First, the one that's just genuinely fun. Pikes Peak this year was a battle of propulsion, and a 1,250 horsepower hybrid Corvette shattered the production car record on that mountain. Tim Stevens at Ars Technica. Pikes Peak, if you don't know it, is this insane high-altitude hill climb where the air gets thin near the top and engines that breathe air start to gasp. Which is exactly why electrification wins up there — electric motors don't care about thin air. They make the same torque at the summit as at the base. So you've got a hybrid Corvette, twelve-fifty horsepower, setting a production record, and an EV winning outright. The mountain that used to punish engines now rewards the cars that don't depend on oxygen. It's a neat little proof that sometimes the new technology wins not because of hype but because of physics. Thin air doesn't lie.

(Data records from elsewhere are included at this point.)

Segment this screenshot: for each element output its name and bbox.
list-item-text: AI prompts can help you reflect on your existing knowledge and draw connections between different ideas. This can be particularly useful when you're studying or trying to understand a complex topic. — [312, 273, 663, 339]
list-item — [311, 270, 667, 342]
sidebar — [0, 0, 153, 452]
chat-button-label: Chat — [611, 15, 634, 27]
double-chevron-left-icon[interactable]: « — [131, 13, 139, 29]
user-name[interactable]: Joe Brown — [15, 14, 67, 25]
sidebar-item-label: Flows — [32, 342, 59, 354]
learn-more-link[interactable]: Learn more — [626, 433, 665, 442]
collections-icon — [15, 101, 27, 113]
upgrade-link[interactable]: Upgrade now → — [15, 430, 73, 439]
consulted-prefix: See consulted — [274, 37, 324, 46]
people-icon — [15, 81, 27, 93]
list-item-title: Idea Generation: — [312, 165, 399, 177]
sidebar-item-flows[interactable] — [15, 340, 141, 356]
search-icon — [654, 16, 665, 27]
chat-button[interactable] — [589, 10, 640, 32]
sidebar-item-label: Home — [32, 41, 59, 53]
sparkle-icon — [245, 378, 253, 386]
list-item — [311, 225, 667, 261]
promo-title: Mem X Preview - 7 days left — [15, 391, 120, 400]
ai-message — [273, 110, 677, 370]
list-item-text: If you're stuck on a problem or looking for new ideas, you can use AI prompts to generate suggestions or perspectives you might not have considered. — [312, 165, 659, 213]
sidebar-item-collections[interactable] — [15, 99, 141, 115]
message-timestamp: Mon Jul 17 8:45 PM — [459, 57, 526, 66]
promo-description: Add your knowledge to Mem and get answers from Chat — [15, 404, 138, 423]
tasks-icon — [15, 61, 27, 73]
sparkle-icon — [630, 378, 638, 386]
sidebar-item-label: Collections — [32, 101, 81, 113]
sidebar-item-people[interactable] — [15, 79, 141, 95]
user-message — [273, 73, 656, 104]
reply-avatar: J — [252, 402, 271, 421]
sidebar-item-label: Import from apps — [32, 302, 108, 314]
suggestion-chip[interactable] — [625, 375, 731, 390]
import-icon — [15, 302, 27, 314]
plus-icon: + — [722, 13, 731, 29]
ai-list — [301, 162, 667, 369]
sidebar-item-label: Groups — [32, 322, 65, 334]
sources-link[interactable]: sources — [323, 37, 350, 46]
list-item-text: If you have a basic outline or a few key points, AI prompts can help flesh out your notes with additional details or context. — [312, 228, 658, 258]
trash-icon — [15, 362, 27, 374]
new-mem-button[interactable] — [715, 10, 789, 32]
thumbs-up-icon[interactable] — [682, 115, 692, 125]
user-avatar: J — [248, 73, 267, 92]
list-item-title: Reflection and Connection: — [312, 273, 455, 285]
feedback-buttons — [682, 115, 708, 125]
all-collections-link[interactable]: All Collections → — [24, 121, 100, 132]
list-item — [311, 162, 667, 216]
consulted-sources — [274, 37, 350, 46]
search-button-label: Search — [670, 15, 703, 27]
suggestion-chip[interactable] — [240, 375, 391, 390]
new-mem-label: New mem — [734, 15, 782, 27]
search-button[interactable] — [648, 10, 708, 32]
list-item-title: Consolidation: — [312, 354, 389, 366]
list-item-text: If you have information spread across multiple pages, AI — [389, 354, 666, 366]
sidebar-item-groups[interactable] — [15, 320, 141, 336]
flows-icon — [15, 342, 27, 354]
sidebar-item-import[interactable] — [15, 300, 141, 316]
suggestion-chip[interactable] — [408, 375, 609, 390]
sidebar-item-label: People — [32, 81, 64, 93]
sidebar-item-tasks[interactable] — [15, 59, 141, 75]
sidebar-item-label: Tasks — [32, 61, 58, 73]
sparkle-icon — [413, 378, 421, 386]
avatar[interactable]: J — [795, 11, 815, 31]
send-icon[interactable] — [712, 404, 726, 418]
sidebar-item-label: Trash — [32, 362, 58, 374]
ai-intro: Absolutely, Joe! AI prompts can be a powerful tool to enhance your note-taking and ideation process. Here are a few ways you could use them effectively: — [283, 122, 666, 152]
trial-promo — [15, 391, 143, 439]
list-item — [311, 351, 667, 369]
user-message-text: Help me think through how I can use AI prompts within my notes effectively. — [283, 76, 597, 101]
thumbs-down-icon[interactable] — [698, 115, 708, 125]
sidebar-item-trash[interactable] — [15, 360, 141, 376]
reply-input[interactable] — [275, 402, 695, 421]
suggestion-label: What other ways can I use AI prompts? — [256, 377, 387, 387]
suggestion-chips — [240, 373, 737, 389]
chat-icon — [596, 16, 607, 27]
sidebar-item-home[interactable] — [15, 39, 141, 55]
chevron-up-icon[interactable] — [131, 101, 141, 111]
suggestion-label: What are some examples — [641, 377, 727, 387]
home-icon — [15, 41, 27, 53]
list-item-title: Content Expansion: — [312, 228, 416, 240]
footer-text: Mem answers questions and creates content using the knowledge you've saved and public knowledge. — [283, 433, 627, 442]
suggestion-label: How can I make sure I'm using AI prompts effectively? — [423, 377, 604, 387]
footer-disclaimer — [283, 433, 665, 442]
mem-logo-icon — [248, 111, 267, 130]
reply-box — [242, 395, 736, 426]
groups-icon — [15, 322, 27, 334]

And then. The eyeballs. I told you we'd get here. A man used a massage gun on his tired eyeballs, and it went exactly as well as you would expect. Beth Mole at Ars Technica. The man had retinal tears and bruises from squishing his own eyeballs with a percussion massage gun — one of those things you're supposed to use on a sore calf. He pointed it at his eyes. Retinal tears. I bring this to you not to be cruel but as a public service and, frankly, as a metaphor. We are living through a moment where everybody's got a powerful new tool and an irresistible urge to point it at something it was never meant for. The massage gun is great. On your shoulder. The man pointed a precision impact device at the most delicate tissue in his body because he was tired and it was right there. Be the person who reads the instructions. In your products, in your life, and especially before you aim anything percussive at your own face.
Let me bring this home. Everything today rhymed, even the stuff that looked unrelated. A lab signs a hundred-fifty-million-a-month compute lease. Microsoft locks in twenty years of gas. GM swaps thirteen hundred workers for robots and calls it nothing. Anthropic starts carding users at the door, and a major supplier confirms the data leaks anyway. Underneath all of it is the same arithmetic we don't like to do out loud: AI at scale has enormous, concrete costs — in power, in water, in jobs, in privacy, in liability — and those costs don't disappear. They move. They land on a worker, a user handing over a passport, a reservoir behind a gas plant, a tenant paying rent on chips. As a builder, your edge is being honest about where the bill goes in your own product, because the people who pretend the costs vanish are usually the ones who end up surprised when they come due.
That's the show. I'm Tony DeLuca, this has been Barely Possible, and please — keep the massage gun below the neck. Talk soon.